- Original poster
- Directed by: Steven M. Smith (segments "The Book, "The Hike", "Naked" & "Diary Of Disturbance") Daniel Johnson (segments "Bryan's Daughter" & "Paralysis")
- Written by: Steven M. Smith (segments "The Hike", "Naked" & "Diary Of Disturbance") Daniel Johnson (segments "Bryan's Daughter" & "Paralysis") Matt Dickinson (segments "The Book")
- Produced by: Steven M. Smith Joe Shefer Joey Paul Gowdy Daniel Johnson
- Starring: Bruce Payne Jon Campling Giles Alderson Jon-Paul Gates
- Cinematography: Joe Gainsbough Kirk Gaydon
- Edited by: Steven M. Smith Barry Lupton
- Music by: Barry A. E. Covell Kevin Leavy Chrsi Davey
- Production company: Greenway Entertainment
- Distributed by: Greenway Entertainment Monarch Films
- Release date: 17 October 2014;
- Running time: 89 minutes
- Country: United Kingdom
- Language: English
- Budget: £35,000

= Tales of the Supernatural =

2014 British film

Tales of the Supernatural is a 2014 British horror film.
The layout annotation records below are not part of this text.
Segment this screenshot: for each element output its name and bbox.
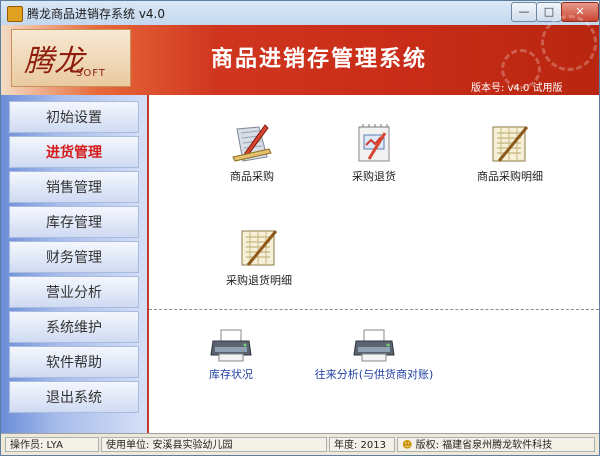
version-label: 版本号: v4.0 试用版 <box>471 83 563 94</box>
sidebar-item-finance-management[interactable]: 财务管理 <box>9 241 139 273</box>
purchase-return-label: 采购退货 <box>352 170 396 183</box>
app-icon <box>7 6 23 22</box>
sidebar-item-system-maintenance[interactable]: 系统维护 <box>9 311 139 343</box>
purchase-return-detail-item[interactable]: 采购退货明细 <box>209 227 309 288</box>
printer-icon <box>353 329 395 362</box>
logo-subtext: SOFT <box>76 68 106 79</box>
return-sheet-icon <box>358 124 390 162</box>
return-detail-icon <box>241 230 278 266</box>
header-banner: 腾龙 SOFT 商品进销存管理系统 版本号: v4.0 试用版 <box>1 15 599 95</box>
sidebar-item-inventory-management[interactable]: 库存管理 <box>9 206 139 238</box>
operator-status: 操作员: LYA <box>5 437 99 452</box>
minimize-button[interactable]: — <box>511 2 537 22</box>
printer-icon <box>210 329 252 362</box>
sidebar-item-sales-management[interactable]: 销售管理 <box>9 171 139 203</box>
sidebar-item-business-analysis[interactable]: 营业分析 <box>9 276 139 308</box>
sidebar-nav: 初始设置 进货管理 销售管理 库存管理 财务管理 营业分析 系统维护 软件帮助 … <box>1 95 149 433</box>
stock-status-item[interactable]: 库存状况 <box>201 329 261 382</box>
ruler-pencil-icon <box>232 124 272 162</box>
system-title: 商品进销存管理系统 <box>211 46 428 72</box>
logo: 腾龙 SOFT <box>11 29 131 87</box>
operator-text: 操作员: LYA <box>10 440 63 451</box>
sidebar-item-exit-system[interactable]: 退出系统 <box>9 381 139 413</box>
status-bar: 操作员: LYA 使用单位: 安溪县实验幼儿园 年度: 2013 ☻ 版权: 福… <box>1 433 599 455</box>
purchase-detail-item[interactable]: 商品采购明细 <box>465 123 555 184</box>
sidebar-item-purchase-management[interactable]: 进货管理 <box>9 136 139 168</box>
account-analysis-item[interactable]: 往来分析(与供货商对账) <box>309 329 439 382</box>
logo-text: 腾龙 <box>24 44 84 79</box>
title-bar: 腾龙商品进销存系统 v4.0 — □ ✕ <box>1 1 599 25</box>
gear-decoration-icon <box>541 15 597 71</box>
detail-sheet-icon <box>492 126 529 162</box>
app-window: 腾龙商品进销存系统 v4.0 — □ ✕ 腾龙 SOFT 商品进销存管理系统 版… <box>0 0 600 456</box>
copyright-text: 版权: 福建省泉州腾龙软件科技 <box>415 440 553 451</box>
year-status: 年度: 2013 <box>329 437 395 452</box>
main-panel: 商品采购 采购退货 商品采购明细 采购退货明细 库存状况 往来分析(与供货商对账… <box>149 95 599 433</box>
unit-status: 使用单位: 安溪县实验幼儿园 <box>101 437 327 452</box>
year-text: 年度: 2013 <box>334 440 386 451</box>
purchase-return-item[interactable]: 采购退货 <box>339 123 409 184</box>
unit-text: 使用单位: 安溪县实验幼儿园 <box>106 440 233 451</box>
sidebar-item-software-help[interactable]: 软件帮助 <box>9 346 139 378</box>
purchase-goods-item[interactable]: 商品采购 <box>217 123 287 184</box>
window-title: 腾龙商品进销存系统 v4.0 <box>27 7 166 21</box>
purchase-goods-label: 商品采购 <box>230 170 274 183</box>
smiley-icon: ☻ <box>402 440 413 451</box>
account-analysis-label: 往来分析(与供货商对账) <box>314 368 434 381</box>
sidebar-item-initial-settings[interactable]: 初始设置 <box>9 101 139 133</box>
stock-status-label: 库存状况 <box>209 368 253 381</box>
section-divider <box>149 309 599 310</box>
purchase-return-detail-label: 采购退货明细 <box>226 274 292 287</box>
purchase-detail-label: 商品采购明细 <box>477 170 543 183</box>
copyright-status: ☻ 版权: 福建省泉州腾龙软件科技 <box>397 437 595 452</box>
It is a portmanteau film consisting of six short tales. Segments are written by Steven M. Smith, Daniel Johnson and Matt Dickinson and directed by Steven M. Smith and Daniel Johnson. The cast includes Bruce Payne, Jon Campling and Jon-Paul Gates. It is planned for release on 17 October 2014 on DVD and VOD worldwide through Monarch Films Inc and Greenway Entertainment.

==Plot==
The film consists of six supernatural tales (Disturbance, The Hike, Bryan's Daughter, The Book, Naked and Paralysis) linked together by a demon who is intent on collecting human souls.

==Cast==
- Bruce Payne as Father Doyle
- Jon Campling as the Demon
- Giles Alderson as Dominic Mears
- Jon-Paul Gates as Andrew Flemming
- Victoria Pritchard as Hannah Flemming (segment Disturbance)
- Steven M. Smith as Hiker 2 (segment The Hike)
- Olivia Jewson as Mary (segment "The Hike")
- Aiste Gramantaite as Childminder (segment "Bryan's Daughter")
- Laura Penneycard as Kate Mears
- Juliet Lundholm as Lucy
- Lynsey Pow as Julia Caskin (segment "The Book")
- Debra Baker as Stephanie (segment "Bryan's Daughter")
- Jeremy Hill as The Tall Man (segment "The Hike")
- Joe Shefer as Michael (segment "The Hike")
- Nina Hatchwell as Angela (segment "Paralysis")
- Mia Baker as Mia (segment "Bryan's Daughter")
- Patrick Rowe as Young Priest
- Emma Claire Beckett as The Secretary / killer (segment "The Book")
- Stephanie Covell as Daughter (segment "The Book")
- Maria J.J. Smith as Little Girl (segment "The Hike")
- Toni Brooks as Sally (segment "The Hike")

==Reception==

Sean Evans gave the film one star out of five and stated that it contained a 'rocky and quite frankly disjointed storyline'.